BYE BYE EXPO 2015 - E quando diciamo "spariti" intendiamo nel vero senso del termine, senza nemmeno comunicare ai selezionatori del personale il loro ripensamento attraverso una mail o un messaggino. Insomma, ma davvero tutti questi ragazzi non hanno voglia di lavorare? Fanno il colloquio, arrivano a tanto così dal contratto e poi spariscono?

LAVORO O SFRUTTAMENTO - Ce lo siamo chiesti noi di Skuola.net e proprio questa domanda ci ha spinto a dare un'occhiata alle offerte di lavoro per Expo 2015 presenti su Manpower. Ed effettivamente la richiesta di disponibilità a volte è davvero dura. Per molte figure professionali si richiede di lavorare "su 3 turni di 8 ore (h24) con disponibilità a prestare l’attività lavorativa anche nel week end". Insomma, 8 ore al giorno con turni anche di notte e nemmeno un giorno di riposo. E così non solo addio estate, ma anche amici e parenti. Senza contare che dopo sei mesi di duro lavoro, non esistono garanzie per un'assunzione futura.
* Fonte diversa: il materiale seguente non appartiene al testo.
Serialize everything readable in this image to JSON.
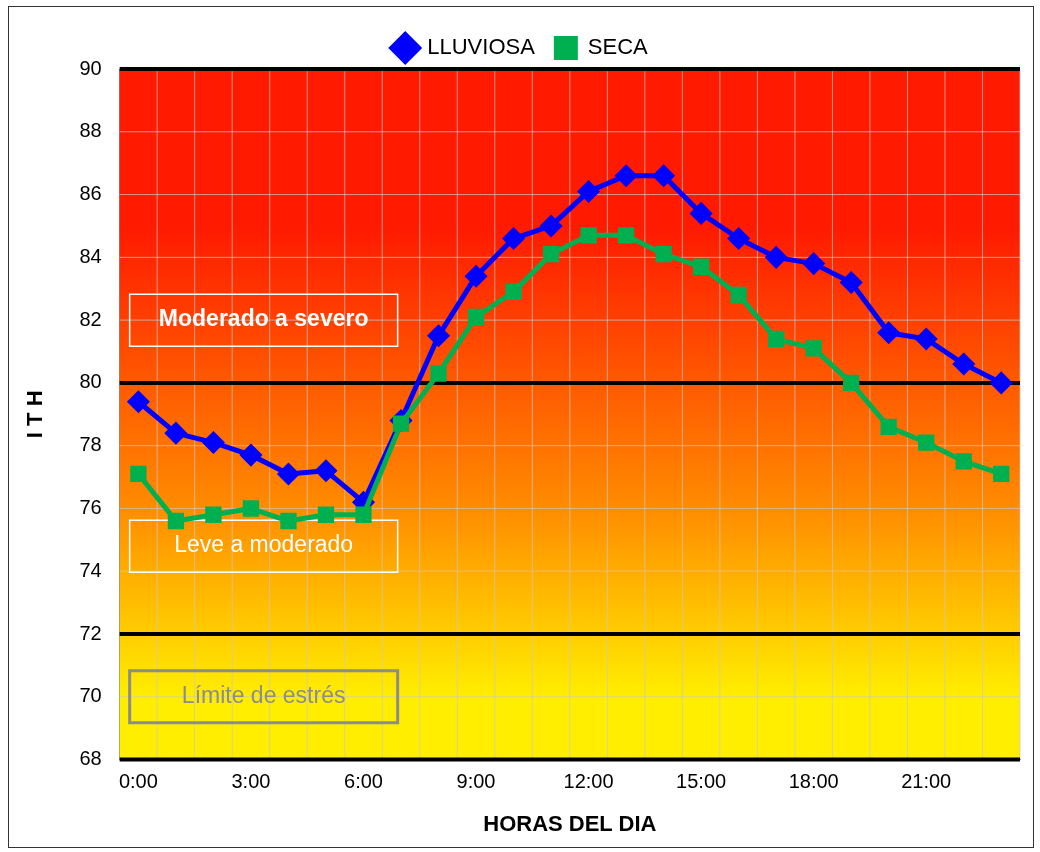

Guarda lo spot di Expo Milano 2015

LAVORO NON RETRIBUITO? - Che qualcuno abbia sentito odor di sfruttamento o che i giovani nostrani ancora non siano così tanto devoti al sacrificio pur di lavorare ancora non è ben chiaro. Fatto sta che di sfruttamento all'Expo 2015 hanno parlato in tanti in questi giorni. Infatti, se sono molti a volerci lavorare e anche a voler prestare volontariato (ricordiamo che i ragazzi del Servizio Civile lo faranno per due settimane e 5 ore al giorno e senza vedere un euro), altrettanti parlano proprio di "schiavitù".
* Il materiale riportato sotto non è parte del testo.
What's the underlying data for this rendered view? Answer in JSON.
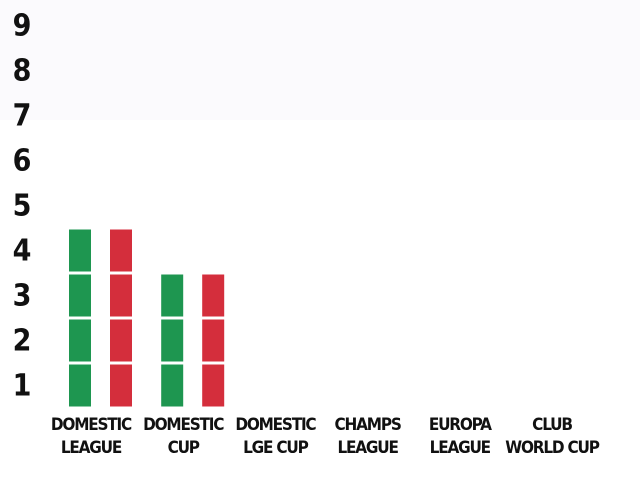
{
  "chart_data": {
    "type": "bar",
    "stacked_unit_blocks": true,
    "categories": [
      [
        "DOMESTIC",
        "LEAGUE"
      ],
      [
        "DOMESTIC",
        "CUP"
      ],
      [
        "DOMESTIC",
        "LGE CUP"
      ],
      [
        "CHAMPS",
        "LEAGUE"
      ],
      [
        "EUROPA",
        "LEAGUE"
      ],
      [
        "CLUB",
        "WORLD CUP"
      ]
    ],
    "series": [
      {
        "color": "#1e9650",
        "values": [
          4,
          3,
          0,
          0,
          0,
          0
        ]
      },
      {
        "color": "#d42e3c",
        "values": [
          4,
          3,
          0,
          0,
          0,
          0
        ]
      }
    ],
    "yticks": [
      "1",
      "2",
      "3",
      "4",
      "5",
      "6",
      "7",
      "8",
      "9"
    ],
    "ylim": [
      0,
      9
    ],
    "title": "",
    "xlabel": "",
    "ylabel": "",
    "grid": false,
    "legend": "none"
  }
}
SCOUT: NO ALLA NOSTRA PARTECIPAZIONE A EXPO 2015 - Proprio questo tema, per esempio, ha diviso gli scout quando l'Agesci, l'associazione cattolica maggiormente rappresentativa degli scout in Italia, ha deciso di aderire a Expo 2015. Tanto da arrivare a chiedere di fare un passo indietro nel documento "Ritiriamo Agesci dall'Expo 2015" dove possiamo leggere: "Ricevendone la notizia è stato spontaneo interrogarci su cosa avesse in comune il megaevento con la proposta educativa scout: nel confrontare l’immagine che di esso si va definendo con i punti del nostro Patto Associativo vi abbiamo a fatica scorto delle affinità. La strada di Expo è battuta da abbastanza soggetti spiacevoli perché valga la pena di non seguirli e di non legittimarli con la nostra presenza".